1Department of Management, Hunan City University, Yiyang, Hunan 413000, P.R. China


 

Received: December 30, 2016
Accepted: January 5, 2018
Publication Date: March 1, 2018

Download Citation: ||https://doi.org/10.6180/jase.201803_21(1).0014  

ABSTRACT


Image segmentation technology refers to a basic operation for image processing, and it can provide preparation works for high-level image analysis. The goal of this paper is to segment images with high accuracy and efficiency using the graph theory. In this paper, we propose an image segmentation algorithm based on graph cuts. We convert the image segmentation problem to a labeling problem, and we aim to allocate each pixel or block a label by deal with a graph optimization problem.
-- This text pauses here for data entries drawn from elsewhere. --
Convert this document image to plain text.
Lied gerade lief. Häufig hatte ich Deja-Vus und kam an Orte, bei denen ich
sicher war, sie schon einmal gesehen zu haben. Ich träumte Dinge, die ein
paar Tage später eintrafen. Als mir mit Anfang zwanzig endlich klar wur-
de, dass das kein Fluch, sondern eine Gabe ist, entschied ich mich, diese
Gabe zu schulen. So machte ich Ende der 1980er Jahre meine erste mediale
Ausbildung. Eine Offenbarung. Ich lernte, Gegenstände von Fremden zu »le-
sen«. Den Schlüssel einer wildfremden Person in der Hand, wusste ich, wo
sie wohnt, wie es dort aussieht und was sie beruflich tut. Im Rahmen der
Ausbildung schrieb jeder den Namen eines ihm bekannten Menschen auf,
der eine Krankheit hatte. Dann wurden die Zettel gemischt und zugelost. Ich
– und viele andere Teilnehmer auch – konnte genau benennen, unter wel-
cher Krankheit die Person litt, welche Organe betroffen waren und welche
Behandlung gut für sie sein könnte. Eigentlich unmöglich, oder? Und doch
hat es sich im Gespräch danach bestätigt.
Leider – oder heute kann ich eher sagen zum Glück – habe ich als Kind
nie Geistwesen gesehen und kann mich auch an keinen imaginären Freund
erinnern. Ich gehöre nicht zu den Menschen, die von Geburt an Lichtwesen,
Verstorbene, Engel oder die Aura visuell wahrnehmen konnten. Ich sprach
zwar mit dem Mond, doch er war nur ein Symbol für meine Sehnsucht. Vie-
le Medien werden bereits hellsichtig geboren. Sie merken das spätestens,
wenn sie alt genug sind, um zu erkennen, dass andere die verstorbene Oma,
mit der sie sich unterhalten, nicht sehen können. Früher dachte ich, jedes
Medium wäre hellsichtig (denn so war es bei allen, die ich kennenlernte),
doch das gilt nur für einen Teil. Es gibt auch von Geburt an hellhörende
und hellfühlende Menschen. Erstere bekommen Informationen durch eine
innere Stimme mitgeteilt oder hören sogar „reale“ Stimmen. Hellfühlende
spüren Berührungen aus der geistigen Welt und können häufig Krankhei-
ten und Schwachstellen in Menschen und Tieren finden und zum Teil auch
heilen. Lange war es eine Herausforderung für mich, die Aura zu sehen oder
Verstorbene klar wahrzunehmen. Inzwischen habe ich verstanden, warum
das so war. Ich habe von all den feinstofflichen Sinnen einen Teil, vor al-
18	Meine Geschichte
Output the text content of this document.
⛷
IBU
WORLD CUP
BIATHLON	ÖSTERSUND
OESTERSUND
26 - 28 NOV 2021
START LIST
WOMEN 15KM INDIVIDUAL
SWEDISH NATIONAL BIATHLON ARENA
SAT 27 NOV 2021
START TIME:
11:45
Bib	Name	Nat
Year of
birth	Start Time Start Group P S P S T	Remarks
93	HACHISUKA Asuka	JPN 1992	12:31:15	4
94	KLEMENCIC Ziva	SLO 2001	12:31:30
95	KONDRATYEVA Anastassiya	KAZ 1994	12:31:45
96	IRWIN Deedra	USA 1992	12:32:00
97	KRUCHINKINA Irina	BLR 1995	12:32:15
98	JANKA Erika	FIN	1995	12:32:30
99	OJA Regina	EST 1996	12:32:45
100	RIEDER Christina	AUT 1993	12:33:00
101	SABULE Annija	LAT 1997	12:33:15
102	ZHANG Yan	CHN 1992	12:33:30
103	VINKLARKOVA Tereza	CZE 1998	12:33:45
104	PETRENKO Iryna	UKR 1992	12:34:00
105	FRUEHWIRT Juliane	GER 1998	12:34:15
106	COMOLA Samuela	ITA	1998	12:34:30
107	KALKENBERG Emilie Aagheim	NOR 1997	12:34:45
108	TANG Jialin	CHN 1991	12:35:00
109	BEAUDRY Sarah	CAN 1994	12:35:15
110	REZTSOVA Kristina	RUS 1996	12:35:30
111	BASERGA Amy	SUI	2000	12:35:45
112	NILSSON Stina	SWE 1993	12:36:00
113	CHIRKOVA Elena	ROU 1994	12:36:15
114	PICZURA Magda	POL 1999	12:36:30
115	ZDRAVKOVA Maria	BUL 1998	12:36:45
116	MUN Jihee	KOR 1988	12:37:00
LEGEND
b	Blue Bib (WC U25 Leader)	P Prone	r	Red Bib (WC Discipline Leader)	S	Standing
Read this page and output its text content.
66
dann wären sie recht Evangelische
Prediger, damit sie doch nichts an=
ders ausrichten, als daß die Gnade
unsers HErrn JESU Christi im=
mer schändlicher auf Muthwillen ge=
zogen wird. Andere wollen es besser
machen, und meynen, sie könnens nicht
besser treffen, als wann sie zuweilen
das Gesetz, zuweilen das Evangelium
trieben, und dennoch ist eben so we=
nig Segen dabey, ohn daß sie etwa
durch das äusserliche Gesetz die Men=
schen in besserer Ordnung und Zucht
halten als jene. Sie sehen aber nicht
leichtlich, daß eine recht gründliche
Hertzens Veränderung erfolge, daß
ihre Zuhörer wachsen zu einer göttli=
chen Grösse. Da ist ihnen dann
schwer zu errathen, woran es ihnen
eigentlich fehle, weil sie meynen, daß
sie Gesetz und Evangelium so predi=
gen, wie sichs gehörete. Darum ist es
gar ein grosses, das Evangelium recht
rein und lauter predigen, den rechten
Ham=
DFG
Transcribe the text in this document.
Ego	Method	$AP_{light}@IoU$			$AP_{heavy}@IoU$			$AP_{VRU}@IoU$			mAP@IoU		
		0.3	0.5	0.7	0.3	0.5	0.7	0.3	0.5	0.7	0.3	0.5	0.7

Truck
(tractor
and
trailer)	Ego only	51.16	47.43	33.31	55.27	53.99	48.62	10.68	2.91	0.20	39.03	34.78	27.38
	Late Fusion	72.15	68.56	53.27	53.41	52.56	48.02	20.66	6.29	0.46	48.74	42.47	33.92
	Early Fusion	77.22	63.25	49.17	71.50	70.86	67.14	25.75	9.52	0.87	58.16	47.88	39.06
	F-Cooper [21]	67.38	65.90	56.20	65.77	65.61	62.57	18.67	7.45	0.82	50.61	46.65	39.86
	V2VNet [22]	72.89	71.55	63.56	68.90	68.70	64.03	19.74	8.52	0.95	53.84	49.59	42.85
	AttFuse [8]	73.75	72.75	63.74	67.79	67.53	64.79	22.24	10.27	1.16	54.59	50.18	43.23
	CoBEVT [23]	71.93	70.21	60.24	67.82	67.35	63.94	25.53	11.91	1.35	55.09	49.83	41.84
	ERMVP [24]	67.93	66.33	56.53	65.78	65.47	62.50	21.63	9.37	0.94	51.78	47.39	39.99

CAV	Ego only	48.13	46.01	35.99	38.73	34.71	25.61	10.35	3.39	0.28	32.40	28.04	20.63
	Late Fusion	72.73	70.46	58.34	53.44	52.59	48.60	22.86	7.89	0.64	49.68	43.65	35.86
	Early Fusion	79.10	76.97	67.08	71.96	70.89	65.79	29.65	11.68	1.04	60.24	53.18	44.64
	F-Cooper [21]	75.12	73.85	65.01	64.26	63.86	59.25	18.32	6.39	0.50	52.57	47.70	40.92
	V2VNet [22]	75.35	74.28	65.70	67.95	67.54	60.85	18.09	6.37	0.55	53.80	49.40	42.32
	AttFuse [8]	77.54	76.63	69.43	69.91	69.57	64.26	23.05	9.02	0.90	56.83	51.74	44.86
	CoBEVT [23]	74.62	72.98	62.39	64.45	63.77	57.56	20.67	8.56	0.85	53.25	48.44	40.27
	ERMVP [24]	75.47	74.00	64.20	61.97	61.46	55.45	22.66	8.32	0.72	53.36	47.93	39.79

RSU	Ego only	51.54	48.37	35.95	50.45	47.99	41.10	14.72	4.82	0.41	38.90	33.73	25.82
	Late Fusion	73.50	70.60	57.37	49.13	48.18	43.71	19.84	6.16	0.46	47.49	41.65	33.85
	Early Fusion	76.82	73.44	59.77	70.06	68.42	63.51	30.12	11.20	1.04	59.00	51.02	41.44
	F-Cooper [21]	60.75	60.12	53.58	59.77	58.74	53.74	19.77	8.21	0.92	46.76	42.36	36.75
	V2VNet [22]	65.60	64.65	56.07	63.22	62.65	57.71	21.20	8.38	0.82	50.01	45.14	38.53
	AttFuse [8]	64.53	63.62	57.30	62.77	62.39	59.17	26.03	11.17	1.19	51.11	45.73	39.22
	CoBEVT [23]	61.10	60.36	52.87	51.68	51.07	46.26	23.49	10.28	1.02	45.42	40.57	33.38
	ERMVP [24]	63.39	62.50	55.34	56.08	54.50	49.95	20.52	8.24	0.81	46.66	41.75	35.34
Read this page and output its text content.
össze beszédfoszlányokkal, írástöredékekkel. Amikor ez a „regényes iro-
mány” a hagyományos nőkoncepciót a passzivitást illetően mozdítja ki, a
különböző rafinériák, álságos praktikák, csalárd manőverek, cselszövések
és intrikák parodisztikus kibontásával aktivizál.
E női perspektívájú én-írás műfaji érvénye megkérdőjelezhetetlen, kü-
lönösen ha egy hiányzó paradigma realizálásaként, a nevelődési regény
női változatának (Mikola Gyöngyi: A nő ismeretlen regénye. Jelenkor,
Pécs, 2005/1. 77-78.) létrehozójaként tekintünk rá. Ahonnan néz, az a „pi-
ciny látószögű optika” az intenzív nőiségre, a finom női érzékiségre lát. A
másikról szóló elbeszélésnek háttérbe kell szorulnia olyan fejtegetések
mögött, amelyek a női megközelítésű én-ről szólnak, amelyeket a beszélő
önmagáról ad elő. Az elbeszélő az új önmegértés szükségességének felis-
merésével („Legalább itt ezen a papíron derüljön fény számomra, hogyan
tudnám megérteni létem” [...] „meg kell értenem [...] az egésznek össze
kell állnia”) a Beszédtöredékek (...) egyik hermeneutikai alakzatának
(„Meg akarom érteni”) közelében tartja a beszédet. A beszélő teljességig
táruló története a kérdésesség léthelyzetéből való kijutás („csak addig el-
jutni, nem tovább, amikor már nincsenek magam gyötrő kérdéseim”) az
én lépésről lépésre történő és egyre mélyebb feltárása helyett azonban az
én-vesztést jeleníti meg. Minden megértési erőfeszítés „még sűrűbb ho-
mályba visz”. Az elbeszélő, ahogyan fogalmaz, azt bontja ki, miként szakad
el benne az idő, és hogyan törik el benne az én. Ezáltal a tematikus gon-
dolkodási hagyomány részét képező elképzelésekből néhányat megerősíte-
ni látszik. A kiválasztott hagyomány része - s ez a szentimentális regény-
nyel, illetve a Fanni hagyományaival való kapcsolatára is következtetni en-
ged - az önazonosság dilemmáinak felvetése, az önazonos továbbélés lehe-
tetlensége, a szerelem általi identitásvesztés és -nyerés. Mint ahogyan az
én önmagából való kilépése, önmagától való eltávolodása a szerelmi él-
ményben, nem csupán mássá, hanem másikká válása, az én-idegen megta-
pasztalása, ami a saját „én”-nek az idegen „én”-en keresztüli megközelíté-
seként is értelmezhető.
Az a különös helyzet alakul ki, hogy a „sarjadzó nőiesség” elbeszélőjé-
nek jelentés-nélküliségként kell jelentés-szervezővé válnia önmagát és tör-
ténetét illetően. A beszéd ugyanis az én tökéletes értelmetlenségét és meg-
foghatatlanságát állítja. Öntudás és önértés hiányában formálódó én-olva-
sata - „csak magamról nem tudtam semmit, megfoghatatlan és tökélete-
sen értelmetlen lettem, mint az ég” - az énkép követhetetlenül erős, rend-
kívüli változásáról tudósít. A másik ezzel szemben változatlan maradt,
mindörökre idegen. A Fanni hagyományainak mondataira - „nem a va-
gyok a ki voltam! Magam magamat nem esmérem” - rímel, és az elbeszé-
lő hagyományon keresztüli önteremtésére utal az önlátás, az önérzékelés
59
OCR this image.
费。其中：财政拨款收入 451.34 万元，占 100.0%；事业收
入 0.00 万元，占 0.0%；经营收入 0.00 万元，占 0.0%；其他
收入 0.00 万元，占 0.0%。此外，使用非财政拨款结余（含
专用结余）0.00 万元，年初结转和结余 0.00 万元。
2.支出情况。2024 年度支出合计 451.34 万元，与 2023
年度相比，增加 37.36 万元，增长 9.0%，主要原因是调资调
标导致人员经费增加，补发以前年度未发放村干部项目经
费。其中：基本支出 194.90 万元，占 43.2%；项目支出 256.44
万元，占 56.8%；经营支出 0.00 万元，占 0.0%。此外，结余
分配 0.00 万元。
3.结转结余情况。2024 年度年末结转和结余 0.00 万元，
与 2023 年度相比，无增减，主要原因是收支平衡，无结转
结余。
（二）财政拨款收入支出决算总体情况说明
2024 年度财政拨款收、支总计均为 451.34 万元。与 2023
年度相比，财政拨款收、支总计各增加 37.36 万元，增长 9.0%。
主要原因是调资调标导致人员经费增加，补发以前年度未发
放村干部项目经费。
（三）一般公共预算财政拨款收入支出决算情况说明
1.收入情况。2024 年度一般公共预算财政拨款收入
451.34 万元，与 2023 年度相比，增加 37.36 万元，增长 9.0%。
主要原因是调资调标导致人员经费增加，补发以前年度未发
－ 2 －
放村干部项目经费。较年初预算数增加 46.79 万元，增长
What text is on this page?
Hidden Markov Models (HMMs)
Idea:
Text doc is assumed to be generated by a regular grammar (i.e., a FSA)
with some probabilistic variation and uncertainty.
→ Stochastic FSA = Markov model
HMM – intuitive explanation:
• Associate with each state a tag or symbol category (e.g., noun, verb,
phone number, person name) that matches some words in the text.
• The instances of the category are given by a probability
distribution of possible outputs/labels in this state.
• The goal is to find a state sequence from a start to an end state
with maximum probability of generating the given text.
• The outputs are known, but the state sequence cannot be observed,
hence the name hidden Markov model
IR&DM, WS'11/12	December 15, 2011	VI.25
The main idea of this paper lies in that we introduce some external information in the graph cut based image segmentation. Firstly, we create an augmented image which integrates the original image with texture features. Secondly, we propose a novel method to combine the region and boundary information in our proposed graph cut based image segmentation algorithm. Experimental results prove that our proposed algorithm can achieve lower average error rate than other methods, especially for images which contain salient objects and simple backgrounds.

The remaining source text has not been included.